Not necessarily true. What I am trying to point out is not that the State
IS the ruling class...rather, that the State ACTS ON BEHALF OF the ruling
class. E.G., Hitler was not the ruling class in Germany - he merely
represented the ambitions of German industrialists who were locked out of
world markets by the ruling classes of WW I victors. His value to the
ruling class was that the nationalism of his ideology gave political life
to the material needs of Germany's industrial elite...expanded markets, the
rationalisation of the economy by national cartel, the expropriation of
many upper-middle class petty- and finance-capitalists, the suppression of
vibrant Social Democrat and Communist trade unions, scapegoating of Jews
and Gypsies to deflect the blame for the economic ruin of the country away
from German capitalism and it's adventurism in WW I, etc.
> The question is not one of organization but one of whether there exists a
monopoly of force.
> Anarchists merely seek VOLUNTARY forms of organization and there is
> NOTHING wrong with that. The State has historically proven its
> malevolence with war ,genocide, censorship and other atrocities that far
> out weigh any alleged benefits to any individuals but to those who rule.
> That is why Chomsky is an anarchist and why I am one. Like most
> anarchists , Chomsky and I are for organization. We simply reject a
> monopoly of force over a geographic area called the
> State.
>        Anarcho-syndicalists like Chomsky and myself are a persuasive and
> pervasive presence in the anarchist movement and we argue for free
> association of workers without the State. I have read all the statist
> literature in Political Science. One more read-through is not going to
> convince me to tolerate the the evils of statism. For anyone who wants to
> understand anarchism from a naturalistic perspective I would suggest the
> works of Petr A. Kropotkin, particularly MUTUAL AID: A Factor in
> Evolution.
>
>         I am sure Chomsky would have sympathy for any non-anarchist's
> concern about social organization (as do I). But statists always try to
> force us to choose a monopoly of force or chaos. That is not the only
> choice. In fact, it could well be argued that statists are responsible
> for most of the Chaos around us.

I don't think that the State was, or is, responsible for the anarchy of
production in a free-market capiitalism, yet, such anarchy has, and will,
always accompany such economies.

>         The assertion that we need "Central" Organization is not correct.
> Central organization lends itself almost exclusively to exploitation
> because group selection models are implicitly used to justify a ruler or
> ruling class. Methodological individualism , to which you seem to
> ascribe, rejects group selection.
>
>         Workers can organize voluntarily to take back what the State and
> ruling class have usurped and prevent the re-establishment of any
> monopoly of force or state.
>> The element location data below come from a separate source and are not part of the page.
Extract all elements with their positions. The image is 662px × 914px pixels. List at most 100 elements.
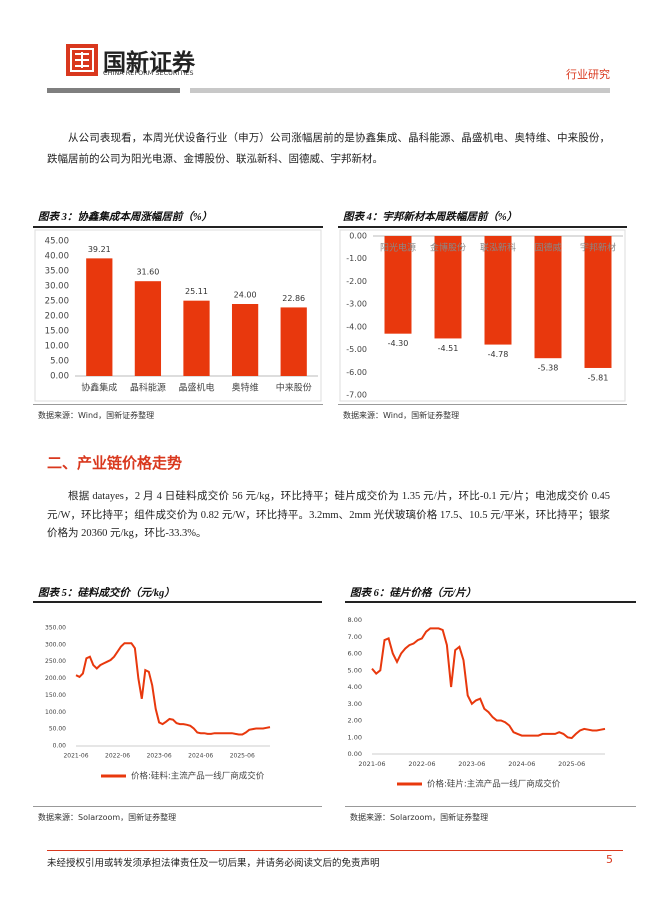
y-tick-label: 1.00 bbox=[348, 733, 362, 741]
title-rule bbox=[345, 601, 636, 603]
y-tick-label: 200.00 bbox=[45, 675, 66, 682]
y-tick-label: 250.00 bbox=[45, 658, 66, 665]
title-rule bbox=[338, 226, 627, 228]
y-tick-label: 0.00 bbox=[53, 743, 67, 750]
section-label: 行业研究 bbox=[566, 69, 610, 81]
title-rule bbox=[33, 601, 322, 603]
y-tick-label: 2.00 bbox=[348, 717, 362, 725]
value-label: -5.38 bbox=[538, 364, 559, 373]
source: 数据来源：Solarzoom，国新证券整理 bbox=[38, 813, 177, 822]
y-tick-label: 5.00 bbox=[50, 357, 69, 367]
x-tick-label: 金博股份 bbox=[430, 242, 466, 254]
brand: 国新证券 bbox=[103, 50, 195, 76]
bar bbox=[584, 236, 612, 368]
page-number: 5 bbox=[606, 853, 613, 866]
bar bbox=[231, 304, 259, 376]
bar bbox=[434, 236, 462, 339]
y-tick-label: -3.00 bbox=[346, 300, 367, 309]
y-tick-label: 0.00 bbox=[50, 372, 69, 382]
source: 数据来源：Solarzoom，国新证券整理 bbox=[350, 813, 489, 822]
body-text: 根据 datayes，2 月 4 日硅料成交价 56 元/kg，环比持平；硅片成… bbox=[47, 491, 610, 539]
y-tick-label: 5.00 bbox=[348, 666, 362, 674]
y-tick-label: -5.00 bbox=[346, 345, 367, 354]
y-tick-label: -6.00 bbox=[346, 368, 367, 377]
x-tick-label: 中来股份 bbox=[276, 382, 312, 394]
x-tick-label: 2025-06 bbox=[558, 760, 585, 768]
value-label: -5.81 bbox=[588, 373, 609, 382]
chart-title: 图表 6：硅片价格（元/片） bbox=[350, 588, 477, 599]
y-tick-label: 4.00 bbox=[348, 683, 362, 691]
plot-frame bbox=[34, 229, 322, 402]
bar bbox=[534, 236, 562, 359]
chart: 0.00 50.00 100.00 150.00 200.00 250.00 300.00 3… bbox=[45, 625, 271, 782]
x-tick-label: 晶科能源 bbox=[130, 382, 166, 394]
bottom-rule bbox=[33, 806, 322, 807]
chart: 0.00 5.00 10.00 15.00 20.00 25.00 30.00 35.00 40… bbox=[34, 229, 322, 402]
line bbox=[75, 642, 271, 736]
bar bbox=[183, 300, 210, 376]
chart-title: 图表 3：协鑫集成本周涨幅居前（%） bbox=[38, 212, 213, 223]
brand-en: CHINA REFORM SECURITIES bbox=[103, 69, 194, 77]
y-tick-label: 15.00 bbox=[45, 327, 69, 337]
y-tick-label: 6.00 bbox=[348, 650, 362, 658]
y-tick-label: 350.00 bbox=[45, 625, 66, 632]
y-tick-label: -4.00 bbox=[346, 322, 367, 331]
value-label: 39.21 bbox=[88, 245, 111, 254]
x-tick-label: 2021-06 bbox=[63, 753, 88, 760]
bottom-rule bbox=[338, 404, 627, 405]
y-tick-label: 100.00 bbox=[45, 709, 66, 716]
y-tick-label: 10.00 bbox=[45, 342, 69, 352]
value-label: 22.86 bbox=[282, 294, 305, 303]
x-tick-label: 2025-06 bbox=[230, 753, 255, 760]
x-tick-label: 联泓新科 bbox=[480, 242, 516, 254]
y-tick-label: 25.00 bbox=[45, 297, 69, 307]
footer-rule bbox=[47, 850, 623, 851]
bar bbox=[86, 258, 113, 376]
bottom-rule bbox=[345, 806, 636, 807]
x-tick-label: 固德威 bbox=[534, 242, 561, 254]
legend-label: 价格:硅片:主流产品一线厂商成交价 bbox=[427, 779, 561, 790]
chart: 0.00 -1.00 -2.00 -3.00 -4.00 -5.00 -6.00 -7.00 -… bbox=[339, 229, 626, 402]
x-tick-label: 奥特维 bbox=[232, 382, 259, 394]
x-tick-label: 宇邦新材 bbox=[580, 242, 616, 254]
source: 数据来源：Wind，国新证券整理 bbox=[343, 411, 460, 420]
y-tick-label: -1.00 bbox=[346, 254, 367, 263]
intro-text: 从公司表现看，本周光伏设备行业（申万）公司涨幅居前的是协鑫集成、晶科能源、晶盛机… bbox=[47, 133, 610, 165]
title-rule bbox=[33, 226, 323, 228]
source: 数据来源：Wind，国新证券整理 bbox=[38, 411, 155, 420]
y-tick-label: 50.00 bbox=[49, 726, 66, 733]
x-tick-label: 2022-06 bbox=[105, 753, 130, 760]
chart-title: 图表 4：宇邦新材本周跌幅居前（%） bbox=[343, 212, 518, 223]
x-tick-label: 协鑫集成 bbox=[81, 382, 117, 394]
bar bbox=[384, 236, 412, 334]
plot-frame bbox=[339, 229, 626, 402]
x-tick-label: 2024-06 bbox=[508, 760, 535, 768]
y-tick-label: -2.00 bbox=[346, 277, 367, 286]
value-label: 25.11 bbox=[185, 287, 208, 296]
y-tick-label: 35.00 bbox=[45, 267, 69, 277]
bottom-rule bbox=[33, 404, 323, 405]
value-label: -4.51 bbox=[438, 344, 459, 353]
section-heading: 二、产业链价格走势 bbox=[47, 454, 183, 472]
y-tick-label: 40.00 bbox=[45, 252, 69, 262]
x-tick-label: 2023-06 bbox=[458, 760, 485, 768]
y-tick-label: 20.00 bbox=[45, 312, 69, 322]
x-tick-label: 2021-06 bbox=[358, 760, 385, 768]
value-label: 24.00 bbox=[234, 291, 257, 300]
bar bbox=[484, 236, 512, 345]
y-tick-label: -7.00 bbox=[346, 391, 367, 400]
y-tick-label: 0.00 bbox=[348, 750, 362, 758]
y-tick-label: 8.00 bbox=[348, 616, 362, 624]
logo-icon bbox=[66, 44, 98, 76]
disclaimer: 未经授权引用或转发须承担法律责任及一切后果，并请务必阅读文后的免责声明 bbox=[47, 859, 380, 869]
y-tick-label: 0.00 bbox=[349, 232, 367, 241]
chart-title: 图表 5：硅料成交价（元/kg） bbox=[38, 588, 175, 599]
header-bar bbox=[47, 88, 180, 93]
x-tick-label: 2023-06 bbox=[147, 753, 172, 760]
y-tick-label: 300.00 bbox=[45, 641, 66, 648]
header-bar bbox=[190, 88, 610, 93]
y-tick-label: 7.00 bbox=[348, 633, 362, 641]
x-tick-label: 晶盛机电 bbox=[178, 382, 214, 394]
line bbox=[371, 627, 606, 740]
That is Chomsky's position and that of all
> anarcho-syndicalists.

I would appreciate someone telling me where I can research, and actually
discover, the difference between these voluntary organizations and the
Worker's Councils ("Soviets") that existed in pre-revolutionary Russia.
Note - I have researched it somewhat extensively, yet I have yet to really
discover the essential difference(s).